My centerpiece made the trip to the job without any damage.  It is very heavy, but easy to handle.  My crews handle anything I send their way with aplomb.  The fabric you see draped over the edge of a pot keeps the pot from getting dirty on the rim.  The tarp on the ground is there for the same reason.  A little care keeps the cleanup part fast and easy.  The Redbor kale are the center plants.  These we plant first, so its easy to tell exactly where the centerpiece goes.  Getting the centerpiece in the center is as important as making sure it is perfectly upright.         

Levelling the centerpiece takes some time-and at least four hands.  Once that centerpiece is set, level, and solid, we tweak.  The top most zip tie-we cut that off.  We move this element up, we move that element down.  We deconstruct what we constructed. This is the most important part.  A centerpiece has to be strong and securely made.  But how it gets loosened up is what creates a very natural look.   

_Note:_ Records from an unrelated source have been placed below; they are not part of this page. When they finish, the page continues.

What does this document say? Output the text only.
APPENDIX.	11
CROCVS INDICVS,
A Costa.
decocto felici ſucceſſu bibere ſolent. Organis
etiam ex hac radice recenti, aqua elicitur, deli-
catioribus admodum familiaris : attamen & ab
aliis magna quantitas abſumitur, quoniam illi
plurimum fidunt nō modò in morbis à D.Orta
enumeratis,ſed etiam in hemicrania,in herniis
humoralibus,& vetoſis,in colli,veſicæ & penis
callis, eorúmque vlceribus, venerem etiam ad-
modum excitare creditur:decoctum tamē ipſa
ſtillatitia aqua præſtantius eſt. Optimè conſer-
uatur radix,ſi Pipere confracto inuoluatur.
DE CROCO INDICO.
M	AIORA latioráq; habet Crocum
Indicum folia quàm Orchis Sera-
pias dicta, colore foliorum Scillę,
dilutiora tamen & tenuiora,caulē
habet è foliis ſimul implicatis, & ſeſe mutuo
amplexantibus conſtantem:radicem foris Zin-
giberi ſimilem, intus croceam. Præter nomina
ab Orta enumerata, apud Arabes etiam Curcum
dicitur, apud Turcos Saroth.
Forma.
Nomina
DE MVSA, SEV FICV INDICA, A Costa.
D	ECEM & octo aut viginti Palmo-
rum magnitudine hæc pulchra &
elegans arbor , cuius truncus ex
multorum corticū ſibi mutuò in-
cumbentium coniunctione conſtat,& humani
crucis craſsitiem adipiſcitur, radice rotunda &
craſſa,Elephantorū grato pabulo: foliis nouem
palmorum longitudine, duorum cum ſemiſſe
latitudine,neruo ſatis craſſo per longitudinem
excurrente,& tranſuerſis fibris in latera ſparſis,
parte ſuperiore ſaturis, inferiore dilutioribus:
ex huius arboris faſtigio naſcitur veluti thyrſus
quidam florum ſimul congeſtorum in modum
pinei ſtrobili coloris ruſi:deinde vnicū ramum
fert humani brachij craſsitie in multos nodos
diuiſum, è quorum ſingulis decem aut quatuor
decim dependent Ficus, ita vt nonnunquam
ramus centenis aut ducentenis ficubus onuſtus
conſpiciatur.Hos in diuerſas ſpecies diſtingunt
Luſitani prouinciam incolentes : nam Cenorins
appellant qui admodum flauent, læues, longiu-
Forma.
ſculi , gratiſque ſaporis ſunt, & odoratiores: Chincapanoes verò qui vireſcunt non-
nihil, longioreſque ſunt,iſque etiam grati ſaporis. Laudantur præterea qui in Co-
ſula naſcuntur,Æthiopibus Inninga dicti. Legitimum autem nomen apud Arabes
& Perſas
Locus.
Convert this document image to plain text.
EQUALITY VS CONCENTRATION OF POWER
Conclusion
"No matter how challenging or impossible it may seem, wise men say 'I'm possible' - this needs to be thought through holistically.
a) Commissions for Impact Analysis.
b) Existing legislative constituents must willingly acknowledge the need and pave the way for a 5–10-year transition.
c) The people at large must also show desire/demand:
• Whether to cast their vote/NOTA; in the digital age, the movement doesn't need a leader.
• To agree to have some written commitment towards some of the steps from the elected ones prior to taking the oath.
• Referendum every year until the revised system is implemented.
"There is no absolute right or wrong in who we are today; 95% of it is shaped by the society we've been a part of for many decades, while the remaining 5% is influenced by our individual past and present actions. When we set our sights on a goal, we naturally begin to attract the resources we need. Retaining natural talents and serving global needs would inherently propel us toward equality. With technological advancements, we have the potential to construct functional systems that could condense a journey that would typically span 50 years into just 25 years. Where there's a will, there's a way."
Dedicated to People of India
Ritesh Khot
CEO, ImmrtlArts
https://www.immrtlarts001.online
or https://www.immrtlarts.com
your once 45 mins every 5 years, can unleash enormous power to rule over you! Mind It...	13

All of the elements of the centerpiece gets adjusted after it is installed.  I try to integrate it with the living material in such a way that it all looks lively, and of a piece.

Fall  plantings are all about some cabbages, some mums, some late representing grasses, the pansies-those plants that tolerate cold temperatures.  But fall container plantings are greatly about that gardener that has a mind to represent fall in a way they think is beautiful.    

What is in your yard, drying, now?  Sounds like a centerpiece to be, to me.

If your yard is light on materials that might work in a container, your local nursery or famer’s market is bound to have something. There are lots of possibilities for fall pots- make the most of having a choice.  Your fall pots have lots of possibilities.  Make much of the fall plants that tolerate the cold.  Make more of putting it all together.